Dropping a coin into an empty glass sounds pretty ordinary at first. How about trying out a more creative and scientifically sound way to get a penny into a cup? This experiment will demonstrate Newton’s law of inertia. You will need a notecard, an empty glass, some coins and safety glasses.
Place the card on top of the glass. Make sure there is enough space to give one edge of the card a good flick without smacking your finger on the glass. Place a single coin on top of the card so that it rests over the cup’s opening.
Flick an exposed edge of the notecard. Don’t flick the card from underneath. Flick directly from the side of the card’s edge. The coin drops straight into the glass.
Newton’s first law of motion can be summed up like this: an object at rest will stay at rest unless an outside force acts upon it. An object that is moving will stay moving until something stops it. In the case of our coin drop trick, the coin is at rest while it sits on top of the card and glass. When you flick the card out from under the coin, you enable gravity (an outside force) to act upon the coin and pull it into the glass.

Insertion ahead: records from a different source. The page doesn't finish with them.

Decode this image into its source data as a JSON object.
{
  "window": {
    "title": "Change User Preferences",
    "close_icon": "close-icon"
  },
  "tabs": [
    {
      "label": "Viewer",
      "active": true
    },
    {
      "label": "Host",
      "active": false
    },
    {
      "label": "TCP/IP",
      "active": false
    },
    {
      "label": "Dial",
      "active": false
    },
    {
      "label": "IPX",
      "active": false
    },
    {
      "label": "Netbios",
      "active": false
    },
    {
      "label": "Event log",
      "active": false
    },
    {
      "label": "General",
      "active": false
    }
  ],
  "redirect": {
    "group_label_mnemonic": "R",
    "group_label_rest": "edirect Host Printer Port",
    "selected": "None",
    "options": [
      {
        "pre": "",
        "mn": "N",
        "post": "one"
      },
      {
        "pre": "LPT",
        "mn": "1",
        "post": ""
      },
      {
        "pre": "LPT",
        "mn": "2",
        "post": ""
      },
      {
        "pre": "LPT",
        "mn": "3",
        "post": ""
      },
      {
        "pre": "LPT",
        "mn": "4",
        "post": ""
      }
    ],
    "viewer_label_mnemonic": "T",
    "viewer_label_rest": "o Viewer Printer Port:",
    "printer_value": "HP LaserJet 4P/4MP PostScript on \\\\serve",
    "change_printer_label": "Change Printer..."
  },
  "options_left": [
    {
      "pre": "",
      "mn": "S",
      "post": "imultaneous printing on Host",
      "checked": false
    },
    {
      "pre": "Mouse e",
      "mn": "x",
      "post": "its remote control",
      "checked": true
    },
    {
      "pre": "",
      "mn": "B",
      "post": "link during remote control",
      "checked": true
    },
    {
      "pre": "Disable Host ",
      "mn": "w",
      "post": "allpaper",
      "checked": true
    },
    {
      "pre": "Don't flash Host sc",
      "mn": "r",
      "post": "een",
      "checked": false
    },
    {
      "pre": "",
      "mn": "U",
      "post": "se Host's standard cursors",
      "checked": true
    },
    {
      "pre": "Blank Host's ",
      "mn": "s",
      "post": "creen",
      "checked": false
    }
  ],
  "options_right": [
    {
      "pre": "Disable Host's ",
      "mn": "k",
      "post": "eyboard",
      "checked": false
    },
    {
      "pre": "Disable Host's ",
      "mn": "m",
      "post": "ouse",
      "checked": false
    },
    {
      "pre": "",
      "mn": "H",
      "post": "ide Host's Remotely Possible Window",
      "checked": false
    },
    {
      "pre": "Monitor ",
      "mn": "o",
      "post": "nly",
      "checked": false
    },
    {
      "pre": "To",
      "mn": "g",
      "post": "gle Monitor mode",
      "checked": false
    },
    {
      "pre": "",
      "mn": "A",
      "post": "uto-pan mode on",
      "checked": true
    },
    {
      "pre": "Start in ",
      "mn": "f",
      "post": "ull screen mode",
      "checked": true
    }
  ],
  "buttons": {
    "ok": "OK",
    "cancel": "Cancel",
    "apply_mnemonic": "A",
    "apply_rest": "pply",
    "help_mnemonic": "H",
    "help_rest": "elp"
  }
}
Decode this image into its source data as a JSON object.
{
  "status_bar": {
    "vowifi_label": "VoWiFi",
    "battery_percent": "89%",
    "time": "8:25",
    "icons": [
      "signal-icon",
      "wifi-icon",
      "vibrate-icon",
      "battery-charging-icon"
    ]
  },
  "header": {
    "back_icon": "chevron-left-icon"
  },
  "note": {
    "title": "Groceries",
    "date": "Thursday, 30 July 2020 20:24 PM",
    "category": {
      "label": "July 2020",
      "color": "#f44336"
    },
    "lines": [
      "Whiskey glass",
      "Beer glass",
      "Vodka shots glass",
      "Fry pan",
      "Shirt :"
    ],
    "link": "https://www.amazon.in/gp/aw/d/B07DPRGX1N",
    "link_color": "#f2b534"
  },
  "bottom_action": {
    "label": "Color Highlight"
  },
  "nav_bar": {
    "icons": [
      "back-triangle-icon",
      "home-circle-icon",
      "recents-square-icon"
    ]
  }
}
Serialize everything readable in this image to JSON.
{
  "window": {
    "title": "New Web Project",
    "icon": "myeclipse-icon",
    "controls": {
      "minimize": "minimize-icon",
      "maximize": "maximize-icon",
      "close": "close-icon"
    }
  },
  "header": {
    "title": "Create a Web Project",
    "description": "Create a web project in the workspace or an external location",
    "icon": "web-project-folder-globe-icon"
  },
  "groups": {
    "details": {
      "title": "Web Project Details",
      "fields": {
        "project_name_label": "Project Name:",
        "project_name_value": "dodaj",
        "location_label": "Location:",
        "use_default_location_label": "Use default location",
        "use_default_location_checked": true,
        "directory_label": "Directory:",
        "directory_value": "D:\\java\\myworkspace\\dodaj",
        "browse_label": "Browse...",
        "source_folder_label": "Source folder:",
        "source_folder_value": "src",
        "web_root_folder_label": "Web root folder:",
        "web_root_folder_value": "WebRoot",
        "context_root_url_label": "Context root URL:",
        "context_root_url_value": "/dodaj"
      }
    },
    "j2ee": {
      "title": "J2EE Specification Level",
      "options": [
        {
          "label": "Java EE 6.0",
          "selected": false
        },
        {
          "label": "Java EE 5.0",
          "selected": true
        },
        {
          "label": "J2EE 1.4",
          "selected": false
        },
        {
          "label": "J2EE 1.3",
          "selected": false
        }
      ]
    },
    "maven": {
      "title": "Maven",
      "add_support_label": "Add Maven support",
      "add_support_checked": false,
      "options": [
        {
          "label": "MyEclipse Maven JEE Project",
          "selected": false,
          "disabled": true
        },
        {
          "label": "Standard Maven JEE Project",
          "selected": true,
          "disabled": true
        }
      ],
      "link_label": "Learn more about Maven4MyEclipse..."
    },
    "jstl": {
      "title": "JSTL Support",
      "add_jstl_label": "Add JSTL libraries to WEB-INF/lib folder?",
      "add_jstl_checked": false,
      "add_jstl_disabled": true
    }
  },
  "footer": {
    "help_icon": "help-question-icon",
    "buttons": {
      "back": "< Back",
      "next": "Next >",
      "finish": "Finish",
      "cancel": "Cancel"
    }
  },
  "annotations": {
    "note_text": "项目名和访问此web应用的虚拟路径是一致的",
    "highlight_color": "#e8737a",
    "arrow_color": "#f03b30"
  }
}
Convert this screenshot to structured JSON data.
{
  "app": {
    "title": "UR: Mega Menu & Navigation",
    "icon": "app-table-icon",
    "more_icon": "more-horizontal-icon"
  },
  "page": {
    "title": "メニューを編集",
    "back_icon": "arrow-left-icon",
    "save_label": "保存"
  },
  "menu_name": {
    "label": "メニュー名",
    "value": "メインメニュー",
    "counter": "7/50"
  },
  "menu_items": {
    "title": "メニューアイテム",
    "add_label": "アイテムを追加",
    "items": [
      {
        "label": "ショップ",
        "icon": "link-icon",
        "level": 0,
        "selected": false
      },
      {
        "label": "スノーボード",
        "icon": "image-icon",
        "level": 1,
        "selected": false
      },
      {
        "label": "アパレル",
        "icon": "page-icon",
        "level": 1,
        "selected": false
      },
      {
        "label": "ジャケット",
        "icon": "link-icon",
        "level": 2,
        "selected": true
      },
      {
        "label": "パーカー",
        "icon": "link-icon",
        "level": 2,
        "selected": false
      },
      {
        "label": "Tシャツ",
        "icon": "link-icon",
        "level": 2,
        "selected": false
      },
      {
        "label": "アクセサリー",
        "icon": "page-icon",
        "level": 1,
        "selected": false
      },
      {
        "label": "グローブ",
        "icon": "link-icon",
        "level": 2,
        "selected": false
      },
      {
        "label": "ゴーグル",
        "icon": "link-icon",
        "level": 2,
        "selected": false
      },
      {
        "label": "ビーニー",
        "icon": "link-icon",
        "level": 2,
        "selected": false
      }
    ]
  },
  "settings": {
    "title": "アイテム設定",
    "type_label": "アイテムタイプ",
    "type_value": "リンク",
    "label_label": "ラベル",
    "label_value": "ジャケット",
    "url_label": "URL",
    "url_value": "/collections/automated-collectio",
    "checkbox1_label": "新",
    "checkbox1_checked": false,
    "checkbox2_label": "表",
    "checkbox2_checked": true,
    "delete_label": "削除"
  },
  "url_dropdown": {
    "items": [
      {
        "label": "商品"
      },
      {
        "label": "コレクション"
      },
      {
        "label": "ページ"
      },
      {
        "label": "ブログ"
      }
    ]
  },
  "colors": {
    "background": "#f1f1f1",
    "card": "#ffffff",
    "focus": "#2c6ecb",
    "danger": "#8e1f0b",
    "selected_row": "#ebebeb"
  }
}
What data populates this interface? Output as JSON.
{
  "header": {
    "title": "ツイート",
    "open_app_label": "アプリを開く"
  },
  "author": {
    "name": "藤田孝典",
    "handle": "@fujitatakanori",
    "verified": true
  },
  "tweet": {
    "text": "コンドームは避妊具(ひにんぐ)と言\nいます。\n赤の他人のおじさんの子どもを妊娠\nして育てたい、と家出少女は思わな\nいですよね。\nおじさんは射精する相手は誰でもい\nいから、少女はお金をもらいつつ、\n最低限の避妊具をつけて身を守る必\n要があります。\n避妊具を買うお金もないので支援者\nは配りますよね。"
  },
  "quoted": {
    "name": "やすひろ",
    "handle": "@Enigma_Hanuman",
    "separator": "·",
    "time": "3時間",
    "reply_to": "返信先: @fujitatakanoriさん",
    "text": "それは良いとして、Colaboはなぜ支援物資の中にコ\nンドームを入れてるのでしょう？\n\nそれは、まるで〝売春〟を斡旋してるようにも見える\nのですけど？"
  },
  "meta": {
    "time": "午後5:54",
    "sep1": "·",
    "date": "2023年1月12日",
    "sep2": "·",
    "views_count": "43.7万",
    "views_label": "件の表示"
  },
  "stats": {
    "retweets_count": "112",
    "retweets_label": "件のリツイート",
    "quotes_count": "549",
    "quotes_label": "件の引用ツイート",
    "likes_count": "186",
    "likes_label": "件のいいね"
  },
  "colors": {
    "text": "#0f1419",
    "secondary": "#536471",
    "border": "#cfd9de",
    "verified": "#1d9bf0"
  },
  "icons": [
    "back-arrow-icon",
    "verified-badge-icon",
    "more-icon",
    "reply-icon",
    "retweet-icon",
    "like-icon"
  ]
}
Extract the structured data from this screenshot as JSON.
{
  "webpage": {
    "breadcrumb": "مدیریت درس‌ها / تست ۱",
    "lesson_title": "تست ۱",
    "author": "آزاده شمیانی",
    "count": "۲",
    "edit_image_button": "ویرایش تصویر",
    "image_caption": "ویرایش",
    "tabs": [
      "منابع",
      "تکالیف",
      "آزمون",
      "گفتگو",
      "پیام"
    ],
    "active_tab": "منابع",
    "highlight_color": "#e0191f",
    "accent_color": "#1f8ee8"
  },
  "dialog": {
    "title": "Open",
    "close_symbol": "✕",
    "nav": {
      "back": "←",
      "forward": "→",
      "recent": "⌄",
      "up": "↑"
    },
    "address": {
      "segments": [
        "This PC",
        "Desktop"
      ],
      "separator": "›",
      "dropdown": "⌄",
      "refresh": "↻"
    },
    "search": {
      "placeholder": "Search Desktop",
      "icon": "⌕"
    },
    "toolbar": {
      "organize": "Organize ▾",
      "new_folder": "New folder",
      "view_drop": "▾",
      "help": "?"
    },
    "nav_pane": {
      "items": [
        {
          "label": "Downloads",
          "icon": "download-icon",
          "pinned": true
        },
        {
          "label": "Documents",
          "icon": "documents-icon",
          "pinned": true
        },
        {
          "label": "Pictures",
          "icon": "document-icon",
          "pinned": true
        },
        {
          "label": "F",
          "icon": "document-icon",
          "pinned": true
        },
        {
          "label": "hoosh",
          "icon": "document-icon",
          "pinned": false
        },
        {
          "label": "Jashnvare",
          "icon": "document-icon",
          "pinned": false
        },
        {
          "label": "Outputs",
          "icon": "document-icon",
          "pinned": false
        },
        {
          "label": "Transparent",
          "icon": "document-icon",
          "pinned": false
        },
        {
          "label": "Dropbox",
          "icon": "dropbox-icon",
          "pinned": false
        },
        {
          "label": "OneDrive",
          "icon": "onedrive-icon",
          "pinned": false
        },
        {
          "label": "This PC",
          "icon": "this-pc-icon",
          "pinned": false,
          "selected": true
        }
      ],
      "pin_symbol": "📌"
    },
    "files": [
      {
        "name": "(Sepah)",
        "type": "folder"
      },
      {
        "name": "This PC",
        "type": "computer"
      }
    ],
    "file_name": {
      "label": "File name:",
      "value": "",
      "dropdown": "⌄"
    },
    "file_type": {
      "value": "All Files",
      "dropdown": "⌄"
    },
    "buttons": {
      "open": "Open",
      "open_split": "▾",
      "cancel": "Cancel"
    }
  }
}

When the coin drops, the bottom of the glass stops the coin. That doesn’t explain why the coin doesn’t take off with the card though, does it? If you flicked the card right, it slides out from between the glass and coin without enough friction to pull the coin with it.
Try challenging yourself to drop as many coins as possible into the cup using this method. What’s your record? Does the type of coin you use matter? Is there a type of card that doesn’t work? Try flicking index cards, Pokemon cards, or whatever you can think of.